We briefly touch on several application scenarios where new mathematical concepts are needed to efficiently extract quantifiable information from possible large data sets. We present a „sample“ theoretical performance result stressing the role of adaptive techniques. If time permits we briefly address also the „small data“ problem arising in the context of data-assimilation and inversion tasks.

Gregor Fuhs, Institute for Industrial Management

Title: Proactive Fault Management by Big Data Usage


Presentation aims are the usage of Big Data in the research project BigPro and hereby expected benefits. For this purpose, the definition of Big Data in based on the research of FIR institute will be presented and delimited for the Smart Data Concept. That within the program „IKT 2020 – Forschung für Innovationen“ of the Federal Ministry for Education and Research funded project BigPro develops a proactive fault management based on Big Data methods in the field of production in order to reduce disruption and the amount of rework.
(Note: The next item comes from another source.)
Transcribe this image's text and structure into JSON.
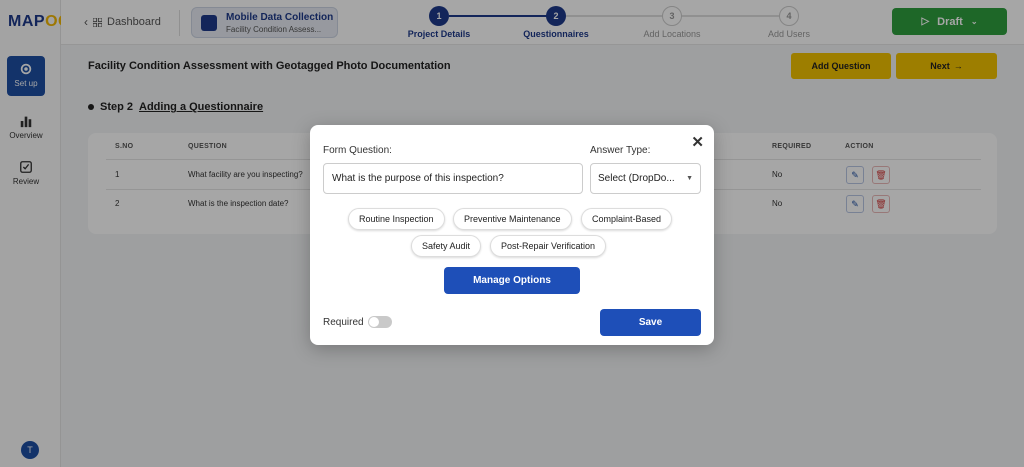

This will be done by analyzing Real-Time Data and calculating potentially occurring faults in the production processes. The advantage lies herein that errors in components are found not only in the subsequent analysis, but a possible improvement can be instructed early on such that no longer on a faulty process step followed process steps will be preformed with defective product parts. In the outlook will be presented, how to develop new business models in the age of industry 4.0 based on intelligent networking and the use of Big Data or Smart Data.

Prof. Dr. med. Danilo Bzdok, Klinik für Psychiatrie, Psychotherapie und Psychosomatik

Title: Learning generative statistical models from brain imaging repositories


Neuroimaging datasets are constantly increasing in resolution, sample size, multi-modality, and meta-information complexity. This opens the brain imaging field to a more data-driven machine-learning regime (e.g., minibatch optimization, structured sparsity, deep learning), while analysis methods from the domain of classical statistics remain dominant (e.g., ANOVA, Pearson correlation, Student's t-test). Special interest may lie in the statistical learning of scalable generative models that explain brain function and structure. Instead of merely solving classification and regression tasks, they could explicitly capture properties of the data-generating neurobiological mechanisms. Python-implemented examples for such supervised and semisupervised machine-learning techniques will be provided as applications to the currently biggest neuroimaging dataset from the Human Connectome Project (HCP) data-collection initiative. The emphasis will be put on the feasability of deep neural networks and semisupervised architectures in imaging neuroscience. The successful extraction of structured knowledge from current and future large-scale neuroimaging datasets will be a critical prerequisite for our understanding of human brain organization in healthy populations and psychiatric/neurological disease.

Dr. Arash Behboodi, Institute of Theoretical Information Technology

Title: Heterogeneous Networks: A Big Data Perspective


In this talk, we present an overview of how the big datasets provided by operators can be utilized to address various challenges of future networks.